Let $f \colon A \subseteq \mathbb R^n \to \mathbb R$ differentiable with $A$ convex and suppose $\|\mathop{\rm grad} f(x)\| \le M$ for $x \in A$. Prove $|f(x)-f(y)| \le M\|x-y\|$ for $x,y \in A$. Do you think this is true if $A$ is not convex?

 A: This is not true if $A$ is not convex. Let $A = \{x \in \mathbb R^2 \mid \def\abs#1{\left|#1\right|}\abs x < 1\} \setminus \{0\} \times (-1,0]$, define $f \colon A \to \mathbb R$ by 
$$
  f(x) = \begin{cases} \mathop{\rm sgn} x_1 \cdot x_1^2 & x_2 < 0\\
                            0 & x_2 \ge 0 \end{cases}
$$
Then $f$ is differentiable with 
$$ 
  Df(x) = \begin{cases} (\mathop{\rm sgn} x_1 \cdot 2x_1, 0) & x_2 < 0\\
            0 & x_2 \ge 0 
  \end{cases}
$$
That is $\abs{{\rm grad}\, f(x)}\le 2$ for all $x \in A$. But for every $\epsilon \in(0,1)$ we have
\begin{align*}
  f(\epsilon , \epsilon-1) &= (\epsilon - 1)^2\\
  f(-\epsilon, \epsilon - 1) &= -(\epsilon -1)^2
\end{align*}
So 
$$
 \abs{f(\epsilon, \epsilon-1)-f(-\epsilon, \epsilon-1)} = 2(\epsilon-1)^2 \not\le 2\epsilon. 
$$  
A: Consider $g(t)=f(x+t(y-x))$ for $t\in[0,1]$. Then $g'(t)=grad(f)\cdot(y-x)$.
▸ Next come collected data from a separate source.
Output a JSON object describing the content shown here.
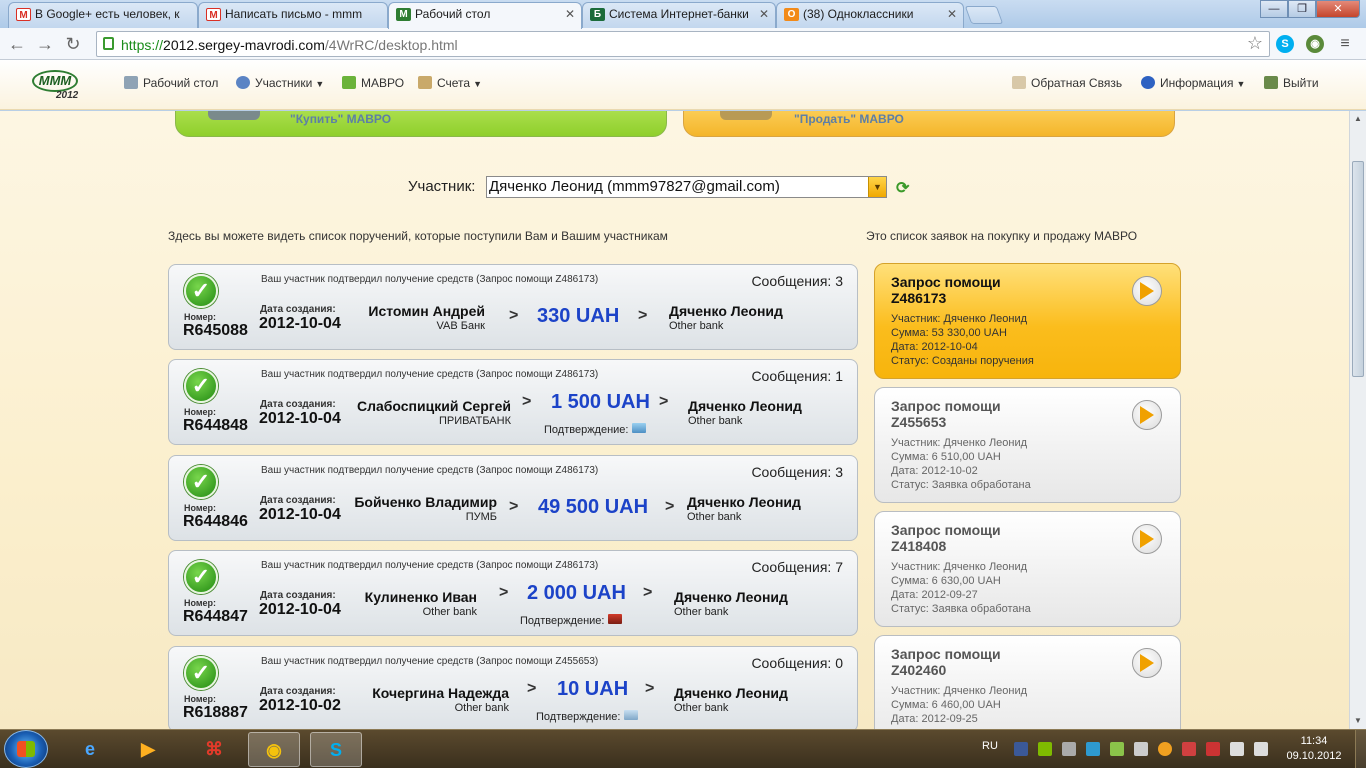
{
  "browser": {
    "tabs": [
      {
        "title": "В Google+ есть человек, к",
        "icon": "gmail-icon",
        "color": "#d93025",
        "active": false
      },
      {
        "title": "Написать письмо - mmm",
        "icon": "gmail-icon",
        "color": "#d93025",
        "active": false
      },
      {
        "title": "Рабочий стол",
        "icon": "mmm-icon",
        "color": "#2e7d32",
        "active": true
      },
      {
        "title": "Система Интернет-банки",
        "icon": "bank-icon",
        "color": "#1b6b3a",
        "active": false
      },
      {
        "title": "(38) Одноклассники",
        "icon": "odnoklassniki-icon",
        "color": "#f28a18",
        "active": false
      }
    ],
    "url_scheme": "https://",
    "url_host": "2012.sergey-mavrodi.com",
    "url_path": "/4WrRC/desktop.html"
  },
  "site_nav": {
    "left": [
      {
        "label": "Рабочий стол",
        "icon": "desktop-icon",
        "dropdown": false
      },
      {
        "label": "Участники",
        "icon": "users-icon",
        "dropdown": true
      },
      {
        "label": "МАВРО",
        "icon": "mavro-icon",
        "dropdown": false
      },
      {
        "label": "Счета",
        "icon": "accounts-icon",
        "dropdown": true
      }
    ],
    "right": [
      {
        "label": "Обратная Связь",
        "icon": "feedback-icon",
        "dropdown": false
      },
      {
        "label": "Информация",
        "icon": "info-icon",
        "dropdown": true
      },
      {
        "label": "Выйти",
        "icon": "logout-icon",
        "dropdown": false
      }
    ]
  },
  "logo": {
    "year": "2012",
    "mark": "MMM"
  },
  "actions": {
    "buy": "\"Купить\" МАВРО",
    "sell": "\"Продать\" МАВРО"
  },
  "participant": {
    "label": "Участник:",
    "value": "Дяченко Леонид (mmm97827@gmail.com)"
  },
  "intro_left": "Здесь вы можете видеть список поручений, которые поступили Вам и Вашим участникам",
  "intro_right": "Это список заявок на покупку и продажу МАВРО",
  "order_labels": {
    "number": "Номер:",
    "created": "Дата создания:",
    "messages": "Сообщения:",
    "proof": "Подтверждение:"
  },
  "orders": [
    {
      "status": "Ваш участник подтвердил получение средств (Запрос помощи Z486173)",
      "messages": "3",
      "number": "R645088",
      "date": "2012-10-04",
      "sender": "Истомин Андрей",
      "sender_bank": "VAB Банк",
      "amount": "330 UAH",
      "receiver": "Дяченко Леонид",
      "receiver_bank": "Other bank",
      "has_proof": false
    },
    {
      "status": "Ваш участник подтвердил получение средств (Запрос помощи Z486173)",
      "messages": "1",
      "number": "R644848",
      "date": "2012-10-04",
      "sender": "Слабоспицкий Сергей",
      "sender_bank": "ПРИВАТБАНК",
      "amount": "1 500 UAH",
      "receiver": "Дяченко Леонид",
      "receiver_bank": "Other bank",
      "has_proof": true
    },
    {
      "status": "Ваш участник подтвердил получение средств (Запрос помощи Z486173)",
      "messages": "3",
      "number": "R644846",
      "date": "2012-10-04",
      "sender": "Бойченко Владимир",
      "sender_bank": "ПУМБ",
      "amount": "49 500 UAH",
      "receiver": "Дяченко Леонид",
      "receiver_bank": "Other bank",
      "has_proof": false
    },
    {
      "status": "Ваш участник подтвердил получение средств (Запрос помощи Z486173)",
      "messages": "7",
      "number": "R644847",
      "date": "2012-10-04",
      "sender": "Кулиненко Иван",
      "sender_bank": "Other bank",
      "amount": "2 000 UAH",
      "receiver": "Дяченко Леонид",
      "receiver_bank": "Other bank",
      "has_proof": true
    },
    {
      "status": "Ваш участник подтвердил получение средств (Запрос помощи Z455653)",
      "messages": "0",
      "number": "R618887",
      "date": "2012-10-02",
      "sender": "Кочергина Надежда",
      "sender_bank": "Other bank",
      "amount": "10 UAH",
      "receiver": "Дяченко Леонид",
      "receiver_bank": "Other bank",
      "has_proof": true
    }
  ],
  "requests": [
    {
      "title": "Запрос помощи",
      "id": "Z486173",
      "participant": "Участник: Дяченко Леонид",
      "sum": "Сумма: 53 330,00 UAH",
      "date": "Дата: 2012-10-04",
      "status": "Статус: Созданы поручения",
      "active": true
    },
    {
      "title": "Запрос помощи",
      "id": "Z455653",
      "participant": "Участник: Дяченко Леонид",
      "sum": "Сумма: 6 510,00 UAH",
      "date": "Дата: 2012-10-02",
      "status": "Статус: Заявка обработана",
      "active": false
    },
    {
      "title": "Запрос помощи",
      "id": "Z418408",
      "participant": "Участник: Дяченко Леонид",
      "sum": "Сумма: 6 630,00 UAH",
      "date": "Дата: 2012-09-27",
      "status": "Статус: Заявка обработана",
      "active": false
    },
    {
      "title": "Запрос помощи",
      "id": "Z402460",
      "participant": "Участник: Дяченко Леонид",
      "sum": "Сумма: 6 460,00 UAH",
      "date": "Дата: 2012-09-25",
      "status": "",
      "active": false
    }
  ],
  "taskbar": {
    "apps": [
      {
        "name": "ie-icon",
        "active": false
      },
      {
        "name": "media-icon",
        "active": false
      },
      {
        "name": "pdf-icon",
        "active": false
      },
      {
        "name": "chrome-icon",
        "active": true
      },
      {
        "name": "skype-icon",
        "active": true
      }
    ],
    "lang": "RU",
    "time": "11:34",
    "date": "09.10.2012"
  },
  "colors": {
    "accent_blue": "#1c43c8",
    "buy_green": "#8fcf2c",
    "sell_orange": "#f4b52a",
    "active_request": "#fbbd1d"
  }
}
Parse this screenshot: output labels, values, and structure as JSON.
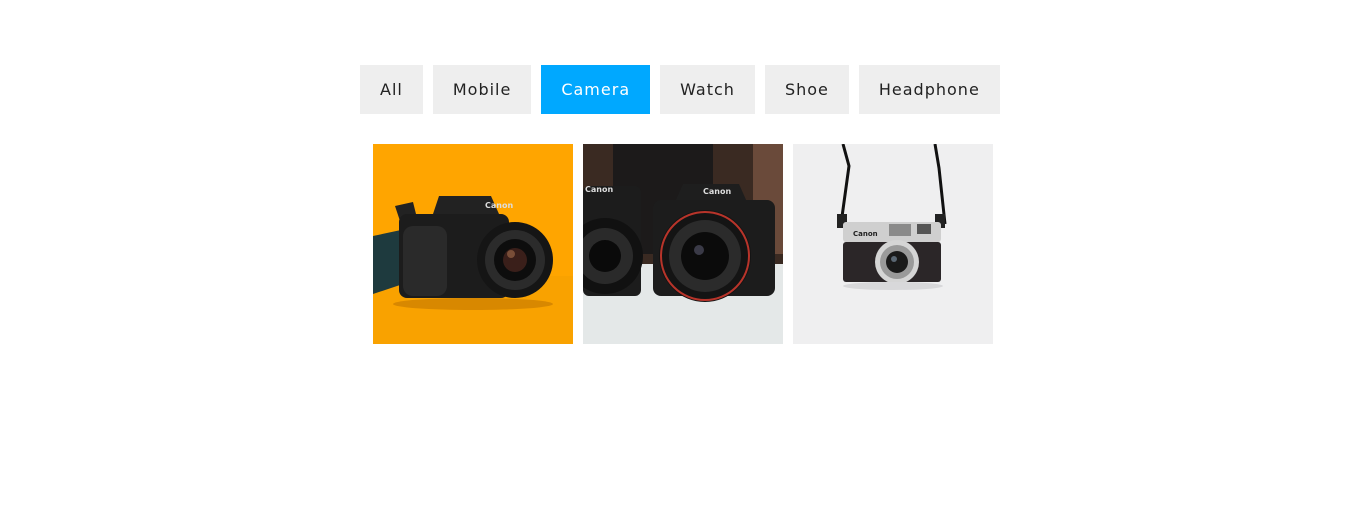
{
  "filters": [
    {
      "label": "All",
      "active": false
    },
    {
      "label": "Mobile",
      "active": false
    },
    {
      "label": "Camera",
      "active": true
    },
    {
      "label": "Watch",
      "active": false
    },
    {
      "label": "Shoe",
      "active": false
    },
    {
      "label": "Headphone",
      "active": false
    }
  ],
  "colors": {
    "active_filter_bg": "#00a8ff",
    "inactive_filter_bg": "#eeeeee",
    "filter_text": "#222222"
  },
  "gallery": {
    "items": [
      {
        "brand": "Canon",
        "background": "#ffa500",
        "subject": "dslr-camera"
      },
      {
        "brand": "Canon",
        "background": "#d8dede",
        "subject": "dslr-cameras-pair"
      },
      {
        "brand": "Canon",
        "background": "#efeff0",
        "subject": "rangefinder-camera"
      }
    ]
  }
}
So $$|f(x)-f(y)|=|g(1)-g(0)|=\\|g'(u)|=|grad(f)\cdot(y-x)|\leq\|grad(f)\|\cdot\|x-y\|\leq M\|x-y\|.$$ Here $u\in(0,1)$ and the $grad(f)$ is calculated at $x+u(y-x)$. 
This won't be true in general if $A$ is not convex.